Le criticità maggiori
Tra le nazioni che l’analisi della Freedom House definisce “not free”, non libere, alcune stanno peggio di altre. A dominare questa classifica c’è la Siria. Seguono due paesi africani, il Sud Sudan e l’Eritrea, e appena fuori dal podio il regime della Corea Del Nord. I motivi che hanno portato questi paesi a entrare in questo elenco sono facili da immaginare: guerre civili, dittature, governi corrotti o regimi militare.

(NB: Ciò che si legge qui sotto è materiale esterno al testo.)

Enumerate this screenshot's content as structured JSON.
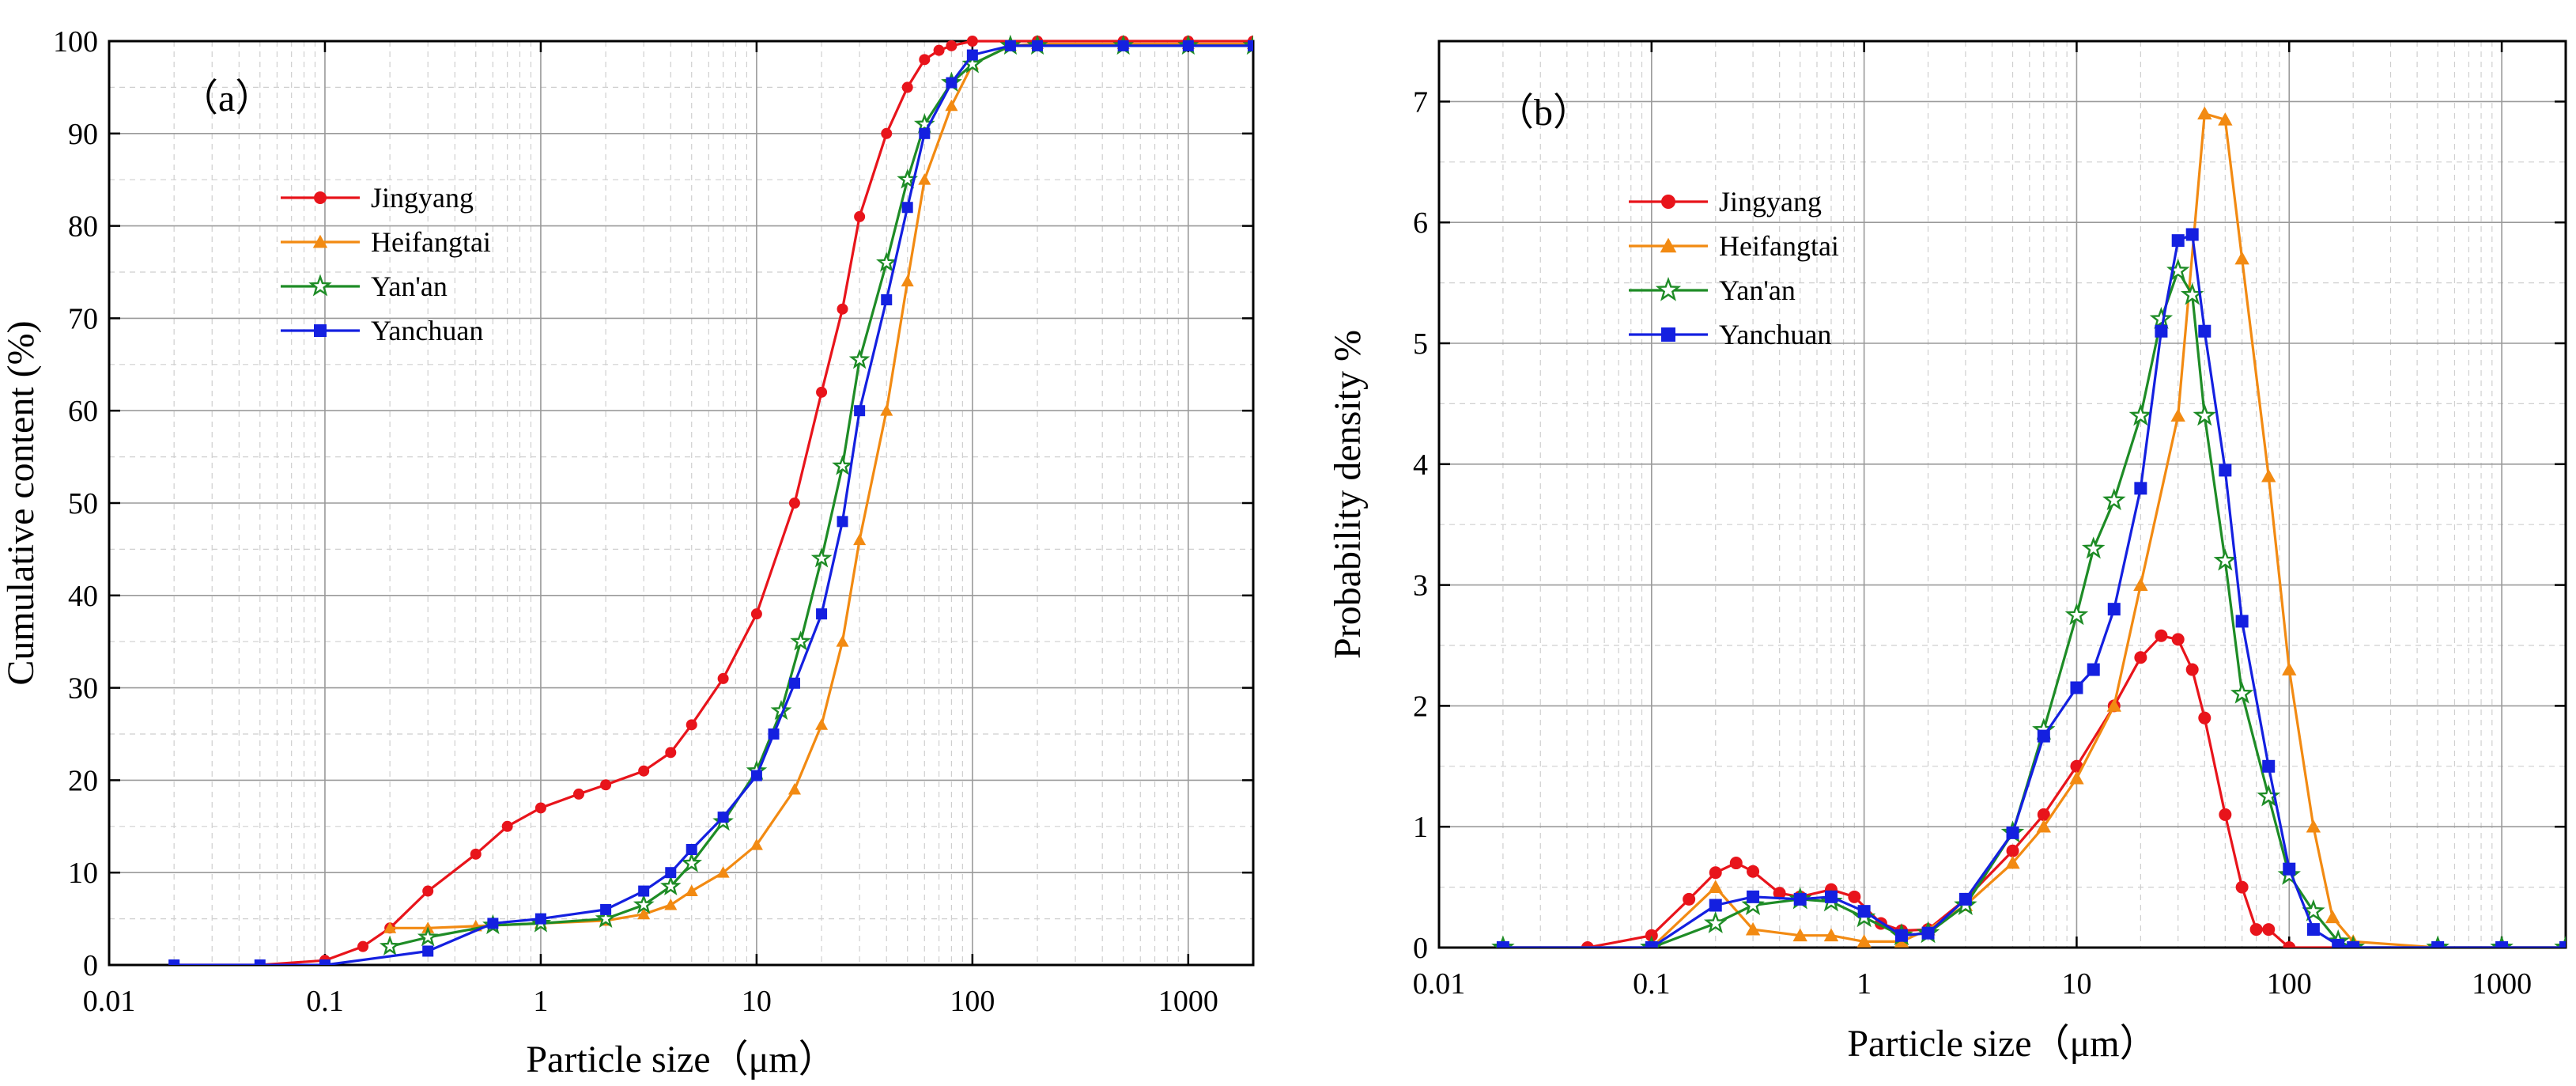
{
  "chart_data": [
    {
      "type": "line",
      "panel_label": "（a）",
      "xlabel": "Particle size（μm）",
      "ylabel": "Cumulative content (%)",
      "xscale": "log",
      "xlim": [
        0.01,
        2000
      ],
      "ylim": [
        0,
        100
      ],
      "x_ticks": [
        0.01,
        0.1,
        1,
        10,
        100,
        1000
      ],
      "x_tick_labels": [
        "0.01",
        "0.1",
        "1",
        "10",
        "100",
        "1000"
      ],
      "y_ticks": [
        0,
        10,
        20,
        30,
        40,
        50,
        60,
        70,
        80,
        90,
        100
      ],
      "y_tick_labels": [
        "0",
        "10",
        "20",
        "30",
        "40",
        "50",
        "60",
        "70",
        "80",
        "90",
        "100"
      ],
      "grid": true,
      "legend_position": "top-left",
      "series": [
        {
          "name": "Jingyang",
          "color": "#e8141b",
          "marker": "circle",
          "x": [
            0.02,
            0.05,
            0.1,
            0.15,
            0.2,
            0.3,
            0.5,
            0.7,
            1,
            1.5,
            2,
            3,
            4,
            5,
            7,
            10,
            15,
            20,
            25,
            30,
            40,
            50,
            60,
            70,
            80,
            100,
            200,
            500,
            1000,
            2000
          ],
          "y": [
            0,
            0,
            0.5,
            2,
            4,
            8,
            12,
            15,
            17,
            18.5,
            19.5,
            21,
            23,
            26,
            31,
            38,
            50,
            62,
            71,
            81,
            90,
            95,
            98,
            99,
            99.5,
            100,
            100,
            100,
            100,
            100
          ]
        },
        {
          "name": "Heifangtai",
          "color": "#f28a12",
          "marker": "triangle",
          "x": [
            0.2,
            0.3,
            0.5,
            1,
            2,
            3,
            4,
            5,
            7,
            10,
            15,
            20,
            25,
            30,
            40,
            50,
            60,
            80,
            100,
            150,
            200,
            500,
            1000,
            2000
          ],
          "y": [
            4,
            4,
            4.2,
            4.5,
            4.8,
            5.5,
            6.5,
            8,
            10,
            13,
            19,
            26,
            35,
            46,
            60,
            74,
            85,
            93,
            97.5,
            99.5,
            99.7,
            99.7,
            99.7,
            99.7
          ]
        },
        {
          "name": "Yan'an",
          "color": "#1e8c26",
          "marker": "star",
          "x": [
            0.2,
            0.3,
            0.6,
            1,
            2,
            3,
            4,
            5,
            7,
            10,
            13,
            16,
            20,
            25,
            30,
            40,
            50,
            60,
            80,
            100,
            150,
            200,
            500,
            1000,
            2000
          ],
          "y": [
            2,
            3,
            4.3,
            4.5,
            5,
            6.5,
            8.5,
            11,
            15.5,
            21,
            27.5,
            35,
            44,
            54,
            65.5,
            76,
            85,
            91,
            95.5,
            97.5,
            99.5,
            99.5,
            99.5,
            99.5,
            99.5
          ]
        },
        {
          "name": "Yanchuan",
          "color": "#1420e0",
          "marker": "square",
          "x": [
            0.02,
            0.05,
            0.1,
            0.3,
            0.6,
            1,
            2,
            3,
            4,
            5,
            7,
            10,
            12,
            15,
            20,
            25,
            30,
            40,
            50,
            60,
            80,
            100,
            150,
            200,
            500,
            1000,
            2000
          ],
          "y": [
            0,
            0,
            0,
            1.5,
            4.5,
            5,
            6,
            8,
            10,
            12.5,
            16,
            20.5,
            25,
            30.5,
            38,
            48,
            60,
            72,
            82,
            90,
            95.5,
            98.5,
            99.5,
            99.5,
            99.5,
            99.5,
            99.5
          ]
        }
      ]
    },
    {
      "type": "line",
      "panel_label": "（b）",
      "xlabel": "Particle size（μm）",
      "ylabel": "Probability density  %",
      "xscale": "log",
      "xlim": [
        0.01,
        2000
      ],
      "ylim": [
        0,
        7.5
      ],
      "x_ticks": [
        0.01,
        0.1,
        1,
        10,
        100,
        1000
      ],
      "x_tick_labels": [
        "0.01",
        "0.1",
        "1",
        "10",
        "100",
        "1000"
      ],
      "y_ticks": [
        0,
        1,
        2,
        3,
        4,
        5,
        6,
        7
      ],
      "y_tick_labels": [
        "0",
        "1",
        "2",
        "3",
        "4",
        "5",
        "6",
        "7"
      ],
      "grid": true,
      "legend_position": "top-left",
      "series": [
        {
          "name": "Jingyang",
          "color": "#e8141b",
          "marker": "circle",
          "x": [
            0.02,
            0.05,
            0.1,
            0.15,
            0.2,
            0.25,
            0.3,
            0.4,
            0.5,
            0.7,
            0.9,
            1.2,
            1.5,
            2,
            3,
            5,
            7,
            10,
            15,
            20,
            25,
            30,
            35,
            40,
            50,
            60,
            70,
            80,
            100,
            200,
            500,
            1000,
            2000
          ],
          "y": [
            0,
            0,
            0.1,
            0.4,
            0.62,
            0.7,
            0.63,
            0.45,
            0.42,
            0.48,
            0.42,
            0.2,
            0.14,
            0.15,
            0.4,
            0.8,
            1.1,
            1.5,
            2.0,
            2.4,
            2.58,
            2.55,
            2.3,
            1.9,
            1.1,
            0.5,
            0.15,
            0.15,
            0,
            0,
            0,
            0,
            0
          ]
        },
        {
          "name": "Heifangtai",
          "color": "#f28a12",
          "marker": "triangle",
          "x": [
            0.02,
            0.1,
            0.2,
            0.3,
            0.5,
            0.7,
            1,
            1.5,
            2,
            3,
            5,
            7,
            10,
            15,
            20,
            30,
            40,
            50,
            60,
            80,
            100,
            130,
            160,
            200,
            500,
            1000,
            2000
          ],
          "y": [
            0,
            0,
            0.5,
            0.15,
            0.1,
            0.1,
            0.05,
            0.05,
            0.15,
            0.35,
            0.7,
            1.0,
            1.4,
            2.0,
            3.0,
            4.4,
            6.9,
            6.85,
            5.7,
            3.9,
            2.3,
            1.0,
            0.25,
            0.05,
            0,
            0,
            0
          ]
        },
        {
          "name": "Yan'an",
          "color": "#1e8c26",
          "marker": "star",
          "x": [
            0.02,
            0.1,
            0.2,
            0.3,
            0.5,
            0.7,
            1,
            1.5,
            2,
            3,
            5,
            7,
            10,
            12,
            15,
            20,
            25,
            30,
            35,
            40,
            50,
            60,
            80,
            100,
            130,
            170,
            200,
            500,
            1000,
            2000
          ],
          "y": [
            0,
            0,
            0.2,
            0.35,
            0.4,
            0.38,
            0.25,
            0.1,
            0.12,
            0.35,
            0.95,
            1.8,
            2.75,
            3.3,
            3.7,
            4.4,
            5.2,
            5.6,
            5.4,
            4.4,
            3.2,
            2.1,
            1.25,
            0.6,
            0.3,
            0.05,
            0,
            0,
            0,
            0
          ]
        },
        {
          "name": "Yanchuan",
          "color": "#1420e0",
          "marker": "square",
          "x": [
            0.02,
            0.1,
            0.2,
            0.3,
            0.5,
            0.7,
            1,
            1.5,
            2,
            3,
            5,
            7,
            10,
            12,
            15,
            20,
            25,
            30,
            35,
            40,
            50,
            60,
            80,
            100,
            130,
            170,
            200,
            500,
            1000,
            2000
          ],
          "y": [
            0,
            0,
            0.35,
            0.42,
            0.4,
            0.42,
            0.3,
            0.1,
            0.12,
            0.4,
            0.95,
            1.75,
            2.15,
            2.3,
            2.8,
            3.8,
            5.1,
            5.85,
            5.9,
            5.1,
            3.95,
            2.7,
            1.5,
            0.65,
            0.15,
            0.02,
            0,
            0,
            0,
            0
          ]
        }
      ]
    }
  ]
}
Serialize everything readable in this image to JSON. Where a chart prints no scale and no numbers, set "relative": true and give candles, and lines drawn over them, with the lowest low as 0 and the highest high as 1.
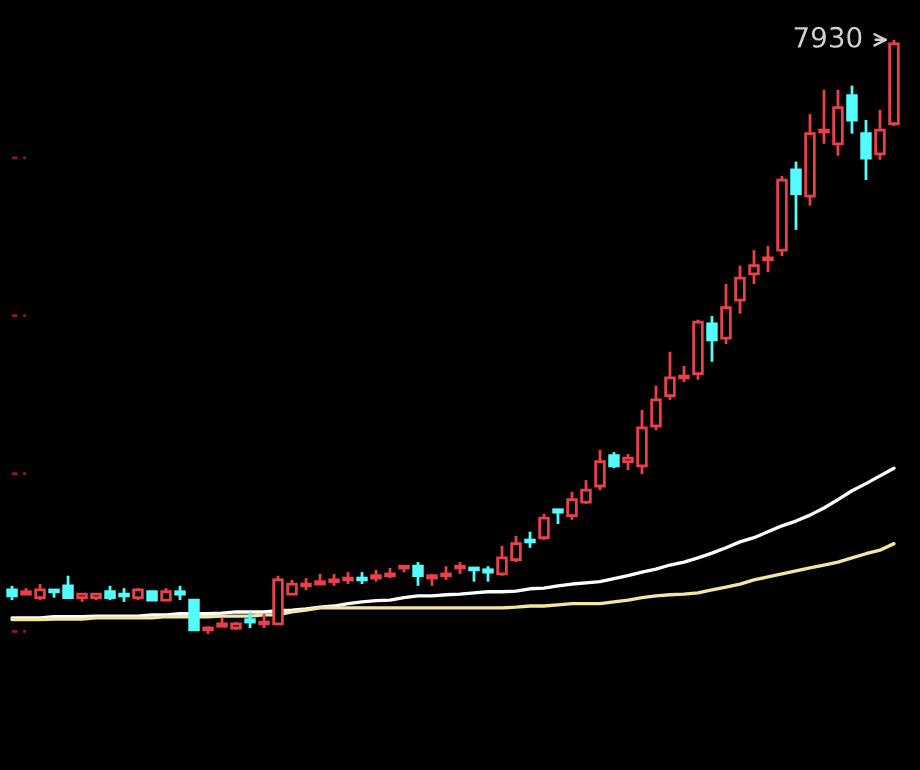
{
  "chart_data": {
    "type": "candlestick",
    "relative": true,
    "categories": [
      null,
      null,
      null,
      null,
      null,
      null,
      null,
      null,
      null,
      null,
      null,
      null,
      null,
      null,
      null,
      null,
      null,
      null,
      null,
      null,
      null,
      null,
      null,
      null,
      null,
      null,
      null,
      null,
      null,
      null,
      null,
      null,
      null,
      null,
      null,
      null,
      null,
      null,
      null,
      null,
      null,
      null,
      null,
      null,
      null,
      null,
      null,
      null,
      null,
      null,
      null,
      null,
      null,
      null,
      null,
      null,
      null,
      null,
      null,
      null,
      null,
      null,
      null,
      null
    ],
    "ohlc": [
      [
        0.074,
        0.081,
        0.057,
        0.064
      ],
      [
        0.067,
        0.077,
        0.067,
        0.071
      ],
      [
        0.061,
        0.084,
        0.057,
        0.074
      ],
      [
        0.074,
        0.074,
        0.061,
        0.071
      ],
      [
        0.081,
        0.098,
        0.061,
        0.061
      ],
      [
        0.061,
        0.067,
        0.054,
        0.067
      ],
      [
        0.061,
        0.067,
        0.057,
        0.067
      ],
      [
        0.071,
        0.081,
        0.057,
        0.061
      ],
      [
        0.067,
        0.077,
        0.054,
        0.064
      ],
      [
        0.061,
        0.077,
        0.057,
        0.074
      ],
      [
        0.071,
        0.071,
        0.057,
        0.057
      ],
      [
        0.057,
        0.077,
        0.057,
        0.071
      ],
      [
        0.071,
        0.081,
        0.057,
        0.067
      ],
      [
        0.057,
        0.057,
        0.007,
        0.007
      ],
      [
        0.007,
        0.013,
        0.0,
        0.01
      ],
      [
        0.013,
        0.027,
        0.013,
        0.017
      ],
      [
        0.01,
        0.02,
        0.007,
        0.017
      ],
      [
        0.024,
        0.037,
        0.01,
        0.02
      ],
      [
        0.017,
        0.034,
        0.01,
        0.02
      ],
      [
        0.017,
        0.098,
        0.017,
        0.091
      ],
      [
        0.067,
        0.091,
        0.067,
        0.084
      ],
      [
        0.081,
        0.094,
        0.074,
        0.084
      ],
      [
        0.084,
        0.101,
        0.084,
        0.088
      ],
      [
        0.088,
        0.101,
        0.081,
        0.091
      ],
      [
        0.091,
        0.104,
        0.084,
        0.094
      ],
      [
        0.094,
        0.104,
        0.084,
        0.091
      ],
      [
        0.094,
        0.108,
        0.088,
        0.098
      ],
      [
        0.098,
        0.111,
        0.094,
        0.101
      ],
      [
        0.111,
        0.114,
        0.104,
        0.114
      ],
      [
        0.114,
        0.121,
        0.081,
        0.098
      ],
      [
        0.094,
        0.101,
        0.081,
        0.098
      ],
      [
        0.098,
        0.114,
        0.091,
        0.101
      ],
      [
        0.111,
        0.121,
        0.101,
        0.114
      ],
      [
        0.111,
        0.111,
        0.088,
        0.108
      ],
      [
        0.108,
        0.114,
        0.088,
        0.104
      ],
      [
        0.101,
        0.148,
        0.098,
        0.128
      ],
      [
        0.125,
        0.165,
        0.121,
        0.152
      ],
      [
        0.158,
        0.172,
        0.145,
        0.155
      ],
      [
        0.162,
        0.202,
        0.158,
        0.195
      ],
      [
        0.209,
        0.209,
        0.185,
        0.205
      ],
      [
        0.199,
        0.239,
        0.192,
        0.226
      ],
      [
        0.222,
        0.259,
        0.219,
        0.242
      ],
      [
        0.249,
        0.31,
        0.242,
        0.29
      ],
      [
        0.3,
        0.306,
        0.279,
        0.283
      ],
      [
        0.29,
        0.303,
        0.276,
        0.296
      ],
      [
        0.283,
        0.377,
        0.269,
        0.347
      ],
      [
        0.35,
        0.418,
        0.343,
        0.394
      ],
      [
        0.401,
        0.475,
        0.394,
        0.431
      ],
      [
        0.431,
        0.451,
        0.424,
        0.434
      ],
      [
        0.438,
        0.529,
        0.428,
        0.525
      ],
      [
        0.522,
        0.535,
        0.458,
        0.495
      ],
      [
        0.498,
        0.589,
        0.488,
        0.549
      ],
      [
        0.562,
        0.62,
        0.539,
        0.599
      ],
      [
        0.606,
        0.646,
        0.589,
        0.62
      ],
      [
        0.63,
        0.653,
        0.609,
        0.633
      ],
      [
        0.646,
        0.771,
        0.636,
        0.764
      ],
      [
        0.781,
        0.795,
        0.68,
        0.741
      ],
      [
        0.737,
        0.875,
        0.721,
        0.842
      ],
      [
        0.845,
        0.916,
        0.825,
        0.848
      ],
      [
        0.825,
        0.916,
        0.805,
        0.886
      ],
      [
        0.906,
        0.923,
        0.842,
        0.865
      ],
      [
        0.842,
        0.865,
        0.764,
        0.801
      ],
      [
        0.808,
        0.882,
        0.798,
        0.848
      ],
      [
        0.859,
        1.0,
        0.855,
        0.993
      ]
    ],
    "colors": [
      "#54fcfc",
      "#e8414a",
      "#e8414a",
      "#54fcfc",
      "#54fcfc",
      "#e8414a",
      "#e8414a",
      "#54fcfc",
      "#54fcfc",
      "#e8414a",
      "#54fcfc",
      "#e8414a",
      "#54fcfc",
      "#54fcfc",
      "#e8414a",
      "#e8414a",
      "#e8414a",
      "#54fcfc",
      "#e8414a",
      "#e8414a",
      "#e8414a",
      "#e8414a",
      "#e8414a",
      "#e8414a",
      "#e8414a",
      "#54fcfc",
      "#e8414a",
      "#e8414a",
      "#e8414a",
      "#54fcfc",
      "#e8414a",
      "#e8414a",
      "#e8414a",
      "#54fcfc",
      "#54fcfc",
      "#e8414a",
      "#e8414a",
      "#54fcfc",
      "#e8414a",
      "#54fcfc",
      "#e8414a",
      "#e8414a",
      "#e8414a",
      "#54fcfc",
      "#e8414a",
      "#e8414a",
      "#e8414a",
      "#e8414a",
      "#e8414a",
      "#e8414a",
      "#54fcfc",
      "#e8414a",
      "#e8414a",
      "#e8414a",
      "#e8414a",
      "#e8414a",
      "#54fcfc",
      "#e8414a",
      "#e8414a",
      "#e8414a",
      "#54fcfc",
      "#54fcfc",
      "#e8414a",
      "#e8414a"
    ],
    "series": [
      {
        "type": "line",
        "color": "#ffffff",
        "values": [
          0.027,
          0.027,
          0.027,
          0.029,
          0.029,
          0.029,
          0.03,
          0.03,
          0.03,
          0.03,
          0.032,
          0.032,
          0.034,
          0.034,
          0.034,
          0.035,
          0.037,
          0.037,
          0.037,
          0.039,
          0.04,
          0.042,
          0.045,
          0.047,
          0.051,
          0.054,
          0.056,
          0.057,
          0.061,
          0.064,
          0.064,
          0.066,
          0.067,
          0.069,
          0.071,
          0.071,
          0.072,
          0.076,
          0.077,
          0.081,
          0.084,
          0.086,
          0.088,
          0.093,
          0.098,
          0.104,
          0.109,
          0.116,
          0.121,
          0.128,
          0.136,
          0.145,
          0.155,
          0.162,
          0.172,
          0.182,
          0.19,
          0.2,
          0.212,
          0.226,
          0.241,
          0.253,
          0.266,
          0.279
        ]
      },
      {
        "type": "line",
        "color": "#f3e6a2",
        "values": [
          0.024,
          0.024,
          0.024,
          0.025,
          0.025,
          0.025,
          0.027,
          0.027,
          0.027,
          0.027,
          0.027,
          0.029,
          0.029,
          0.029,
          0.029,
          0.03,
          0.03,
          0.03,
          0.032,
          0.032,
          0.037,
          0.04,
          0.044,
          0.044,
          0.044,
          0.044,
          0.044,
          0.044,
          0.044,
          0.044,
          0.044,
          0.044,
          0.044,
          0.044,
          0.044,
          0.044,
          0.045,
          0.047,
          0.047,
          0.049,
          0.051,
          0.051,
          0.051,
          0.054,
          0.057,
          0.061,
          0.064,
          0.066,
          0.067,
          0.069,
          0.074,
          0.079,
          0.084,
          0.091,
          0.096,
          0.101,
          0.106,
          0.111,
          0.116,
          0.121,
          0.128,
          0.135,
          0.141,
          0.152
        ]
      }
    ],
    "annotations": [
      "7930"
    ]
  }
}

Il pericolo di una memoria sempre più corta
Secondo Freedom House, anche a causa dell’ascesa dei partiti populisti, si sta correndo il rischio che i più giovani, che hanno meno memoria delle lotte contro i totalitarismi, perdano fiducia e interesse nei progetti democratici. L’idea stessa di democrazia è offuscata da un mondo che sembra impotente davanti a un fenomeno che spesso non si mostra in maniera evidente. Cina e Russia, ad esempio, hanno intensificato negli ultimi dodici mesi il controllo interno, alimentando repressioni sempre più forti e meno plateali. Dai tribunali politicizzati a un costante rifiuto del dissenso, dall’eliminazione degli oppositori all’oscuramento di giornali e portali online. Forme di autocrazie che vengono imitate da molti Paesi.
Gli Stati Uniti di Trump
Il primo anno della presidenza Trump ha portato gli Stati Uniti a ritirarsi dal ruolo di promotori della democrazia nel mondo. Trump ha dichiarato più volte di voler rivedere molti tratti internazionali e di pensare, prima di ogni cosa, al benessere dei suoi concittadini. American First, sempre e comunque. Se con Obama, almeno a parole, era ancora vivo il desiderio di alimentare un mondo più libero e solidale, con Trump questa visione è stata esplicitamente accantonata. II suo disprezzo per la stampa e, in alcuni casi, per giudici e altri rappresentanti della libertà ha contribuito ad alimentare un clima di intolleranza e rabbia. Senza considerare le misure contro l’immigrazione come il Muslim Ban o la volontà di erigere muri e divisioni. In un periodo in cui milioni di persone, in tutto il mondo, sono state costrette a fuggire dalla guerra, dal terrorismo e da repressioni etniche, gli Stati Uniti hanno limitato la loro capacità di accoglienza. Azioni che hanno fatto precipitare una situazione in lento declino dal 2008
Chi sale e chi scende
Ecuador e Nepal sono le realtà che hanno registrato i miglioramenti più evidenti. Il paese sudamericano, governato dal presidente Moreno, ha limitato fenomeni come la corruzione e le pressioni sui media. Le elezioni in Nepal, invece, hanno registrato pochissimi casi di violenze e una maggiore affluenza alle urne. Turchia e Zimbabwe, ma anche paesi come Ungheria, Hong Kong, Bolivia e Cambogia sono state teatro di cambiamenti che hanno limitato le libertà democratiche in mano ai loro cittadini.
E in Europa?
Freedom House ha manifestato una certa preoccupazione riassumendo quello che è successo e sta succedendo a livello politico in molti Paesi europei. L’ascesa di Marine Le Pen, la vittoria in Austria del partito anti-migranti, le prese di posizione di paesi come Ungheria, Serbia e Polonia. E poi, come accennato in precedenza, il problema rappresentato dalla Turchia, nazione che è stata etichettata come “not free”. Una caduta libera iniziata nel 2014 e che riflette il tentativo di controllo, tra arresti e repressioni, da parte di Erdogan. E sono i numeri a impressionare: dopo il tentativo fallito di colpo di stato 60mila persone sono state arrestate, più di 100 sindaci sono stati sostituiti, 160 mezzi d’informazione sono stati chiusi e 150 giornalisti sono stati arrestati e imprigionati. Nonostante ciò, in Europa l’85% della popolazione vive sotto governi che preservano e rispettano i valori democratici. Una percentuale destinata a diminuire ancora?